These past few days have been pretty damn horrendous to say the least... Just when I thought I'd gotten over my difficulty with eating another problem comes along!
With the food, I gave myself a stern talking to after staff old me that if my BMI kept dropping I'd be taken to the local medical hospital and force fed. I didn't want that; that wasn't why I wasn't eating. But I knew if it went on much longer then there could be a strong possibility it would happen. So I stopped. It was hard- very hard, but it slowly got easier.
I had a 1:1 with a Doctor and we talked about my feelings of suicide and then as I walked out of the session and down the corridor to my room, I heard this man's voice say "you shouldn't have talked to her. She'll use it all against you." I very nearly shit my pants! His name was Henry and he is the fourth voice in as many years. When it came to medication time, I'd been listening to him for a good few hours and had deduced that the meds were actually poison so I put my anti-psychotic under my tongue and hid it in my bedroom. I later went back to a nurse and said "if I tell you something do you promise not to make a fuss?" I told her I'd started hearing a new voice and she asked a few questions about him before saying she'd tell the Doctor tomorrow. The entire next day I panicked about what the Doctor would do since she'd already talked about increasing my meds in our 1:1 but she saw me outside the staff office and merely said "why aren't you smiling?" I told her she knew why and she asked if it was 'still bad' I said "yes" and she walked off! I realised a part of me had hoped to have a chat to make some sense of things and I was actually quite upset when she didn't even bother making a plan with me.

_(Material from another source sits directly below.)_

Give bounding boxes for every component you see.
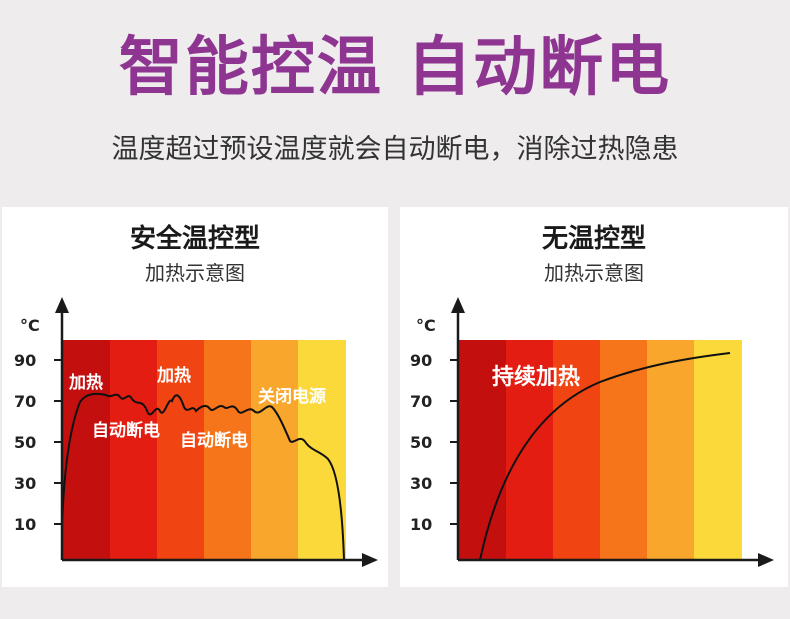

Then, yesterday, there were a lot of rabbits (visual hallucination) on my bedroom floor and for the past week whenever I've seen them I've just told myself they're not real, they aren't there over and over again. So I did it last night and I needed the loo and I told myself 'I'm not going to step over them because they aren't real' so I went to walk through one and tripped up. I had ballet shoes on and felt the fur on the top of my foot as I face-planted the floor (genuinely thought I'd broke my nose!). Straight away, Henry was telling me that all the staff had lied to me when they said the rabbits were hallucinations; they weren't - they were real. I think, if I couldn't hear Henry I probably would've gone straight to staff and told them what'd happened and how scared I was. As it was though, I isolated myself all night, avoided staff, barely spoke to my Mum and had an early night. I felt completely betrayed and let-down. I think, I just wanted a break from my own mind so I fell into Henry's and got myself lost in his beliefs and paranoid thoughts. Today though, I realised I couldn't continue my holiday because it was worrying people. One of the staff came into my room to check my mirrors and window were still intact and she asked what was wrong; I told her I wasn't allowed to talk to staff any more so she went to a nurse, concerned so then the nurse came to my room and asked to speak to me; I could've so easily refused but I went with her to the Dining Room and we talked about the rabbits and how I didn't want to speak to staff anymore. As I started voicing Henry's thoughts I began to realise how ridiculous they sounded, and the nurse pointed out the staff had nothing to gain by telling me the rabbits weren't there. She also said we had to figure out why my 'symptoms' were getting worse and said she didn't think it was good idea for me to stay in my room all day and to speak to her or take PRN whenever I needed to.